Bien visto, esto puede aplicarse a cualquier teoría o afirmación que pudiera resultar potencialmente polémica. De este modo, ya no tenemos que justificar nada, no tenemos que dar pruebas. Basta decir que los otros no se atreven a pensar como nosotros.
Es cierto que, siempre y en todo lugar, hay cosas que no se dicen por temor. Esto nos ha inducido a creer que la verdad es una cuestión de pura valentía. La valentía, por cierto, es un valor destacable, puesto que no todo el mundo se atreve a contradecir a un tirano o al sentido común. Pero la verdad sigue siendo una cuestión de método, de pruebas y argumentos.
El argumentum ad timorem no siempre es acertado: la valentía, si bien admirable, no prejuzga verdad o falsedad. La memoria histórica, tal vez con buen criterio, suele olvidar a los valientes equivocados. Se queda con el buen recuerdo de los valientes que al fin y al cabo tenían razón, o al menos con aquellos que tuvieron éxito.

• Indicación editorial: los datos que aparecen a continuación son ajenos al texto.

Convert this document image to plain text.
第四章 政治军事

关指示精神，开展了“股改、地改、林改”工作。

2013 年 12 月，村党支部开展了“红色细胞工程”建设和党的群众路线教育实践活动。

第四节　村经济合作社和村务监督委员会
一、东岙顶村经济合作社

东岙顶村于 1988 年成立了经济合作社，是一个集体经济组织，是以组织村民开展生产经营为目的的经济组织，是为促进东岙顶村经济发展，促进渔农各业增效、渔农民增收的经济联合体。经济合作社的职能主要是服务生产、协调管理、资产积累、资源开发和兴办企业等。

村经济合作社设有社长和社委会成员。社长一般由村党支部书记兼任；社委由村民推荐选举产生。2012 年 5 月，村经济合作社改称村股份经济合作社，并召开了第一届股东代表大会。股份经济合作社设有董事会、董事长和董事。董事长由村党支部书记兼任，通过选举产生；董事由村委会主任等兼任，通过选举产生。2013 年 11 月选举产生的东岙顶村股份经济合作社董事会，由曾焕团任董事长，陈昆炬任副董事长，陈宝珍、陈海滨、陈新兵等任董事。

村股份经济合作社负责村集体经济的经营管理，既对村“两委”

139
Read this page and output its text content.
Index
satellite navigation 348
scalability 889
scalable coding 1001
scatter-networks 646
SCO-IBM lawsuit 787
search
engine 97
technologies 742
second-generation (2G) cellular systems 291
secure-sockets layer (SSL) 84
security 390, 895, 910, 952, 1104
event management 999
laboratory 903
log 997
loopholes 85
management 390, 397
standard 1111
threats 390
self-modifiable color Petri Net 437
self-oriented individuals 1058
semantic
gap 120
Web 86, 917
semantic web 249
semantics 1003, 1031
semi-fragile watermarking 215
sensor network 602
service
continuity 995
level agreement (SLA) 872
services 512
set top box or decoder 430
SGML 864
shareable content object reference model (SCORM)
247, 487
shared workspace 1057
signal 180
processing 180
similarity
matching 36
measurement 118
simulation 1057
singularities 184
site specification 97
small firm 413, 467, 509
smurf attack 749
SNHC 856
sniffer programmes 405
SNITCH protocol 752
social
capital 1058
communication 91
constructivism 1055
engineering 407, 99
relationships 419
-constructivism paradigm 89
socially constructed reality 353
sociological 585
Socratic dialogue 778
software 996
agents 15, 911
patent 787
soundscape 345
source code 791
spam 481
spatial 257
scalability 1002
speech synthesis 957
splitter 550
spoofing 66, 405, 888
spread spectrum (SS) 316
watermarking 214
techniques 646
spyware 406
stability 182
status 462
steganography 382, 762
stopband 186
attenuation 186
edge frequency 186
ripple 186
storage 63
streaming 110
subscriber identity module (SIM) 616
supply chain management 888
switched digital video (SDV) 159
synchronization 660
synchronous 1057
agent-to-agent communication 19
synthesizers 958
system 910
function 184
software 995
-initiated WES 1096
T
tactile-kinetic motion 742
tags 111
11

¿Qué decir de los cobardes? Galileo fue seguramente más cobarde que los miles de mártires que pueblan nuestra historia, pero no por eso estaba equivocado. Tal vez consideró que la solidez de sus pruebas lo eximía del énfasis del sacrificio. ¿Será por inseguridad, entonces, que Sócrates dio la vida, por falta de mejores argumentos?